Three regimen choices were discussed: basal only, mixed insulin and prandial only. To make the right decision, many factors need to be considered: the individual’s weight, HbA1c level, normal food intake, and blood glucose patterns, as well as considering the wishes and lifestyle of the individual.

Neuropathy and feet
Neil Baker, Diabetes Research Podiatrist, Ipswich
Peripheral nerve damage and dysfunction is reported to be present at initial diagnosis in up to 50% of individuals with type 2 diabetes (Young et al, 1993).

Peripheral neuropathy is highly associated with foot ulceration and lower extremity amputations. One key part of annual foot screening focuses on identifying sensory loss associated with ulcer risk.

Symptomatic neuropathy is also relatively common but often overlooked, and although it is not directly linked with foot ulceration, can have a significant impact on quality of life. 

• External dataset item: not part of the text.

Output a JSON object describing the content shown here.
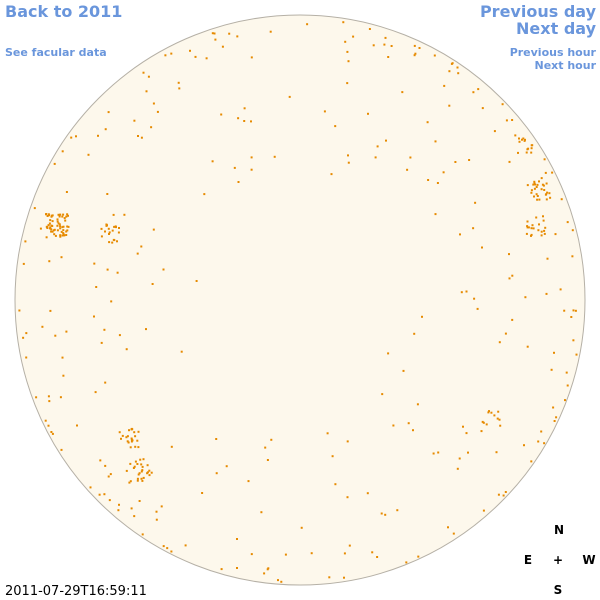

“I know it’s their diabetes, but…!”
Judith Carpenter, Accredited Motivational Interviewing Practitioner, Ashbourne
Motivational interviewing has evolved as a method of encouraging behaviour change, orginating from the field of addiction in the 1980s. 

This workshop gave delegates the chance to practise some basic motivational interviewing techniques, and experience the challenges of the professional–patient consultation first-hand through role play.

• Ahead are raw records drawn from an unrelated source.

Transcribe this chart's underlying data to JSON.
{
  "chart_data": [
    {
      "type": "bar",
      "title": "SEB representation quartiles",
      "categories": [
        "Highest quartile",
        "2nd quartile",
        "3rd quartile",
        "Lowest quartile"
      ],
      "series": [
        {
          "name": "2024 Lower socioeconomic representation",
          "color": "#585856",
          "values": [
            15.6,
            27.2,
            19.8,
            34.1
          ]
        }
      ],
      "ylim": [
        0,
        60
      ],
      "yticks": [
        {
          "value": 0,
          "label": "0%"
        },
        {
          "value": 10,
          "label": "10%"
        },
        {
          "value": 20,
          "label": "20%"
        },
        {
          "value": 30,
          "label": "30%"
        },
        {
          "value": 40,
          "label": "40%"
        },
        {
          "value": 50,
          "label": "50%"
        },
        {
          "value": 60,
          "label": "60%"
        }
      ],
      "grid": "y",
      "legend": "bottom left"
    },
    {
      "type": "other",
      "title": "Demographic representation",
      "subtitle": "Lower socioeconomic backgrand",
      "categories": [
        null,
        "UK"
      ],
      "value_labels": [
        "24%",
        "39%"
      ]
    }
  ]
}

Enhancing motivation and encouraging change is a complex task and people deserve a sensitive response to behaviour change.

Renal disease and eGFR
Aresh Anwar, Diabetologist, Coventry; Andrew Stein, Consultant Physician, Coventry
Renal disease is a significant complication of diabetes, yet tests to diagnose or monitor this condition are unnecessarily complicated. There is debate surrounding the use of tests and measures of renal function.

The methods of calculating the glomerular filtration rate (GFR) are different depending on the individual’s ethnicity and can be significantly altered depending on body mass.

To correctly appreciate the result of GFR it is important to understand which method the lab is using to calculate the GFR.